- NHS England considers allowing local areas to keep cash from land sales
- National leaders examining how much investment STPs require
- Simon Stevens says some STPs are “directional rather than the final word”
NHS organisations that sell surplus land may be able to retain the capital receipts generated to invest in new services, rather than surrender them to central government.
The idea is being explored by NHS England as part of a set of measures designed to help realise proposals contained within the sustainability and transformation plans.
NHS England chief executive Simon Stevens revealed the strategy as part of interview addressing concerns over the content and publication of the STPs.
He also responded directly to criticism from Birmingham City Council chief executive Mark Rogers that STPs were being forced to adopt an “NHS first” approach.
He added that he expected all STPs to be published “over the course of the next few weeks, and certainly by Christmas”, and defended the focus in some plans on shoring up the finances of acute services as a “pragmatic” response to circumstances that nobody “would’ve chosen”.
Mr Stevens said a number of STPs included proposals which would require “a level of capital investment”, the affordability of which could not be assessed by any “individual geography” while NHS capital funding remains constrained nationally.
As a result NHS England is examining the return on investment offered by each proposal and will then let the relevant STP know whether they are likely to get funding. This analysis would also address other factors such as “how shovel ready projects are”, said Mr Stevens.
For projects that pass those tests, he said: “We are debating whether we can create a new capital regime in which parts of the country which are able to dispose of their own surplus land are able to keep the all proceeds for reinvestment.”
Mr Stevens said he hoped this would address the “incentive problem” created by fears that land sales would be “snaffled centrally”.

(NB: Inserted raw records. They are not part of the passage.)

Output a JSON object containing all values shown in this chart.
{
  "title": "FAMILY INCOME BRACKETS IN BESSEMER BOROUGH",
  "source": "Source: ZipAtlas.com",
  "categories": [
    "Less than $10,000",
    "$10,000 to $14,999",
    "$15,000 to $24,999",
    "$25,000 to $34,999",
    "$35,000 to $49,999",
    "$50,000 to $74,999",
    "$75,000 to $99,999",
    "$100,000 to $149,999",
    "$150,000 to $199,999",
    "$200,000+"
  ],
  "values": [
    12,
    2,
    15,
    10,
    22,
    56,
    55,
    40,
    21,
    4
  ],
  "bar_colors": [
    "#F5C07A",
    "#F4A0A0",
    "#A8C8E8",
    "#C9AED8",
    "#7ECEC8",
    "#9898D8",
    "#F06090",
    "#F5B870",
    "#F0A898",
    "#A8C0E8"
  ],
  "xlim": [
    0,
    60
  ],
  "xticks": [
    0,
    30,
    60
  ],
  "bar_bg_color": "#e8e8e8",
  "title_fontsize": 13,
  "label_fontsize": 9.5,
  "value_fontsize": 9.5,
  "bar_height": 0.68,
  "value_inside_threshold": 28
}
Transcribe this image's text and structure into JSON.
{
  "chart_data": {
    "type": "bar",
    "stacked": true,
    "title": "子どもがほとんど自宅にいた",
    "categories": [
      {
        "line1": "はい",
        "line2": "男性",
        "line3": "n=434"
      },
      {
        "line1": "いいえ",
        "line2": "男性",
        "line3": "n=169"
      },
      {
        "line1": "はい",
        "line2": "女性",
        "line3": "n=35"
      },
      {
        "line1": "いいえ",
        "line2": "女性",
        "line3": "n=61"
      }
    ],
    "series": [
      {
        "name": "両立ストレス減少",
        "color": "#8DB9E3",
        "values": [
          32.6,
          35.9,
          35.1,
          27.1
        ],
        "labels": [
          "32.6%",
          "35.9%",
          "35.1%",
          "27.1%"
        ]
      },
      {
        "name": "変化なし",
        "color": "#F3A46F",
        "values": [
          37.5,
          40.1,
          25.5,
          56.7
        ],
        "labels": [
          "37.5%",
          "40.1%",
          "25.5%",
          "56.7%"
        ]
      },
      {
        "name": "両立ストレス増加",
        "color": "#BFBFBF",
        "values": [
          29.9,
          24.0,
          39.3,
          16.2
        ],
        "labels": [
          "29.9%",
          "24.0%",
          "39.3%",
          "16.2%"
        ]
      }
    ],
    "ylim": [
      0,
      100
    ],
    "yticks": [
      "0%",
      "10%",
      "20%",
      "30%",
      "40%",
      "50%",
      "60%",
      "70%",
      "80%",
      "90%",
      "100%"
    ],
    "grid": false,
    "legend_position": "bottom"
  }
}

NHS England’s work includes aggregating the “new investment required” and the ability of various STPs “to contribute to that if they had the right incentives to do so.” It will also attempt to “sync up” with the review of the NHS estate being undertaken by University College Hospitals London Foundation Trust chief executive Sir Robert Naylor.
Mr Stevens said he expected all the STPs to be published “over the course of the next few weeks, and certainly before Christmas”.
He added: “In some places these are pretty fully worked through proposals, in others they are directional rather than the final word” and this “spread of granularity across the 44 geographies” was not well enough understood by those critiquing the STP process.
Addressing the balance between sustainability and transformation, the NHS England chief said: “I think it is legitimate to recognise that there are genuine pressures in acute hospitals and therefore recognising that through the £1.8bn allocation [to tackle trust deficits in 2015-16] was a pragmatic thing to do under the circumstances. They’re not the circumstances that anybody would’ve chosen but they are the circumstances that we are facing.”
He added: “What we are seeing in the proposals is they are clearly putting their thumb on the scale in terms of wanting to put more of the investment in to mental health services and primary care in the way we would all believe is the right thing to do. What they can’t do is ignore they go into this process with hospitals under more pressure than they might have been 18 months ago.”